But Britain would still plan to leave the EU single market and customs union and set its own path on the far bigger services sector.
In a policy paper, the government will outline proposals for a free trade area and a "common rule book" with the EU in goods after pressure from businesses to allow cross-border trade to continue as normal.
But Britain would still plan to leave the EU single market and customs union and set its own path on the far bigger services sector, hoping to be able to curb EU immigration and strike its own trade deals with third countries.
For the City of London the plan would propose "a looser partnership" with the EU rather than original proposals for "mutual recognition" of British and EU rules after Britain leaves the bloc in March, the Financial Times reported.
"We're making sure we've got a bespoke relationship with the EU," Brexit Secretary Dominic Raab, who was only appointed on Monday after his predecessor David Davis quit in protest over the plan, told BBC radio.
"It's a credible proposal. It's bold, it's ambitious but it's also pragmatic," he said.
The plan has caused outrage among eurosceptic members of May's Conservative party, and foreign minister Boris Johnson joined Davis in dramatically quitting this week in protest.
Their departures, followed by a clutch of junior aides, destabilised May's government and revived talk of a leadership challenge against her.
The prime minister is also likely to face some opposition in Brussels, where officials have repeatedly warned Britain to lower its expectations about how close ties can be.
"Of course the EU-27 is open to compromise but not one that can undermine the main pillars of the single market," an EU official said on condition of anonymity.
An EU source said: "We will look at these things constructively, and in a way that is helpful to the prime minister."
May has briefed leaders including EU President Donald Tusk and German Chancellor Angela Merkel on her plan and reported a positive response, although they are awaiting the detail.

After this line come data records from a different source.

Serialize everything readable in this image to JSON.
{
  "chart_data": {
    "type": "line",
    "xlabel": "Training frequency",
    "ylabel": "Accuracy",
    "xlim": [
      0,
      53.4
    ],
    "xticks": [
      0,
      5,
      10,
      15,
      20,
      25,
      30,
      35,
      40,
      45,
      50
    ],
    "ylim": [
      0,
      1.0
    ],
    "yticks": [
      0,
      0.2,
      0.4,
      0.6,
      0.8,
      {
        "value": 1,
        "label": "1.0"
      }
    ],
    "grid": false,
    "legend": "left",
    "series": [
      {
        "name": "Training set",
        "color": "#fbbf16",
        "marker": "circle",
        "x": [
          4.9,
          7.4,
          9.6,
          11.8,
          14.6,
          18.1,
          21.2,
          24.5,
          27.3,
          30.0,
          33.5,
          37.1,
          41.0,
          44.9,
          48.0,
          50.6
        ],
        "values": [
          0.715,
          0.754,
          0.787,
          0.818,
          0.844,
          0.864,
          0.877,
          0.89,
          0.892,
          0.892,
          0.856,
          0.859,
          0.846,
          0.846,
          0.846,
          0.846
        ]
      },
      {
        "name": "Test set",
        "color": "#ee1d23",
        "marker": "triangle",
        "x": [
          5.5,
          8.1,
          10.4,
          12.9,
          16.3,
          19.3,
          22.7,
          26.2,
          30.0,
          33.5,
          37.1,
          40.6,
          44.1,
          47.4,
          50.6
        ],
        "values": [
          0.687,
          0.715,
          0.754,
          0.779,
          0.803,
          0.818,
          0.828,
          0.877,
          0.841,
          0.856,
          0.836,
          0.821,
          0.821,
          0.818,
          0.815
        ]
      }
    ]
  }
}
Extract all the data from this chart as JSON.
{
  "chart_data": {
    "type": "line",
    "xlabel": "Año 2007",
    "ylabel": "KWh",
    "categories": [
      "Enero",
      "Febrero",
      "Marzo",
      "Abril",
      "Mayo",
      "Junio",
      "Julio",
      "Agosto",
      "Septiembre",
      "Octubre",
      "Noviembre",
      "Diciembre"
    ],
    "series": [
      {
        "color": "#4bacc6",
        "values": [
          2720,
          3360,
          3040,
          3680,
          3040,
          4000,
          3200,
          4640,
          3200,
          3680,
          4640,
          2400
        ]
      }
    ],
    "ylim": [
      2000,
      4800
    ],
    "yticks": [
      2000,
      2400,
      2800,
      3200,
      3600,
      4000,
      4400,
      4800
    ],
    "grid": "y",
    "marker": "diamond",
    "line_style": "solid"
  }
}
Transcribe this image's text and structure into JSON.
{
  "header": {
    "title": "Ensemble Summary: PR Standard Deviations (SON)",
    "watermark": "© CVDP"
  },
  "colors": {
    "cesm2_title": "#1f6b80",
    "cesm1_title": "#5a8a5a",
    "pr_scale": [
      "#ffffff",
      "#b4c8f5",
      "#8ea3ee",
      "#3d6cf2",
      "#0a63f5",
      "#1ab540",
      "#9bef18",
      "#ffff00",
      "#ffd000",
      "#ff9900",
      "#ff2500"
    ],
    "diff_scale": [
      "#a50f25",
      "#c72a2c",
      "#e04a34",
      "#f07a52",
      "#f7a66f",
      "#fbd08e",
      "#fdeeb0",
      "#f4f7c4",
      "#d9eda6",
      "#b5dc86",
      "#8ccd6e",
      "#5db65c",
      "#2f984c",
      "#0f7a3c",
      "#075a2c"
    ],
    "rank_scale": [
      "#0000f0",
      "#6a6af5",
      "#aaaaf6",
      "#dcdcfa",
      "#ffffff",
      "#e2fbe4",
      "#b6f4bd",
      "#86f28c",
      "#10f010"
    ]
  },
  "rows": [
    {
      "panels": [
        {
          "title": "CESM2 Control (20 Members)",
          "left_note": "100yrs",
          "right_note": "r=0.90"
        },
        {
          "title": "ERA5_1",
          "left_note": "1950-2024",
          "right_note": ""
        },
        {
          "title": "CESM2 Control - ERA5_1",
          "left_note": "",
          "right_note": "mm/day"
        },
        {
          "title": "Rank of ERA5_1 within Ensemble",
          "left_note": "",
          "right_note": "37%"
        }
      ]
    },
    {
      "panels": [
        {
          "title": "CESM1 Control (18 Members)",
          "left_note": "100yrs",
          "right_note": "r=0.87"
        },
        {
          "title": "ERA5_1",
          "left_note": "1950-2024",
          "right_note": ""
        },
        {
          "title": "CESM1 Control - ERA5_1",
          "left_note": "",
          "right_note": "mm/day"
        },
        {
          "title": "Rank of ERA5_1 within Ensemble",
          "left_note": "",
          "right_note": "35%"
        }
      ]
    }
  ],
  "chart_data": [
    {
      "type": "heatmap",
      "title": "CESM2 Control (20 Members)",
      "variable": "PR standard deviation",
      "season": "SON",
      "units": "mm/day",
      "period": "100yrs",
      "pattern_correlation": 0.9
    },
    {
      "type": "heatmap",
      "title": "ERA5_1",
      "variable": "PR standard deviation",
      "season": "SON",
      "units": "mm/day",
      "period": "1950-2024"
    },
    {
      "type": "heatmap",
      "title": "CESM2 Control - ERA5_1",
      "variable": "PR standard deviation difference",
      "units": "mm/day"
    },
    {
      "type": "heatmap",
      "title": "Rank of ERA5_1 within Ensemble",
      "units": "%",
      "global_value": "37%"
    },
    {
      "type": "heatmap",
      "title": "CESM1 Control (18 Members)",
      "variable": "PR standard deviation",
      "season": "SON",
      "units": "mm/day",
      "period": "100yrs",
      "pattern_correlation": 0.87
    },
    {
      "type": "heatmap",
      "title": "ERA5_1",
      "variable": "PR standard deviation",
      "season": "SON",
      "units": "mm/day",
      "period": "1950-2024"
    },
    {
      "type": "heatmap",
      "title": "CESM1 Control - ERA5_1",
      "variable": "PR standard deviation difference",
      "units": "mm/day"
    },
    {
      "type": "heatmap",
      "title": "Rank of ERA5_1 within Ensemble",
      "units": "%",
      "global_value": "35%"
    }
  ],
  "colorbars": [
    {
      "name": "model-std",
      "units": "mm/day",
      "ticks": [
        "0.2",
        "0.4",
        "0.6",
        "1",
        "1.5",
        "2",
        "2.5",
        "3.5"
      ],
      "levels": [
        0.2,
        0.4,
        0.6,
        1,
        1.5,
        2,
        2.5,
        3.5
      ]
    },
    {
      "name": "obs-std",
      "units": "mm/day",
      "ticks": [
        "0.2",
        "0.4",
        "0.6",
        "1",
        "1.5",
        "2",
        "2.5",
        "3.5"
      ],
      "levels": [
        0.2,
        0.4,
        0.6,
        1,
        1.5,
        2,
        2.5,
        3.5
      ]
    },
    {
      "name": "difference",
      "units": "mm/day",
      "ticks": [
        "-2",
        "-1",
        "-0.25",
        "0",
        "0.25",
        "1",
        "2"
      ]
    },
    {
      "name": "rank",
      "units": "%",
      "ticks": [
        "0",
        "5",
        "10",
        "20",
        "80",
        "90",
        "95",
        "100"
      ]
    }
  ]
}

Britain does not have long to argue its case -- both sides are aiming for a deal by October, to allow time for its ratification by the British and European parliaments.
Failure to agree would see Britain leave the EU without a deal, with the risk of huge economic disruption on both sides of the Channel.
The Financial Times has reported that one contingency plan being examined in case of a no-deal Brexit is using barges to help keep the lights on in Northern Ireland in case there is disruption to electricity imports from the Republic of Ireland.
Britain voted for Brexit in June 2016, but May has so far been unable to present a common position to Brussels on what she wants because of deep divisions in her government.
Amid warnings from businesses that continued uncertainty is risking investment and jobs, and fears time is running out, her cabinet finally agreed on a plan last week.
The aim is to keep EU rules on goods to protect complex manufacturing supply chains, using technology to levy its own duties on UK-bound products from outside the bloc, while diverging on services.
"We need to rise to the challenge and grasp the opportunities" of Brexit, said Raab, adding that the policy represented a "balance".
But Johnson, a leading Brexit campaigner, said following EU rules without being able to alter them risked consigning Britain to the "status of colony", and said it looked like a "semi-Brexit".
Other eurosceptics who want a clean break with the bloc are also livid, prompting speculation they may launch a confidence vote against May.
Brexit-backing MPs, including leading eurosceptic Conservative Jacob Rees-Mogg, will also seek to force her hand by submitting amendments to a trade bill being debated in the House of Commons next week.
Rees-Mogg told AFP his aim was only "to help the government stick to some of its earlier promises".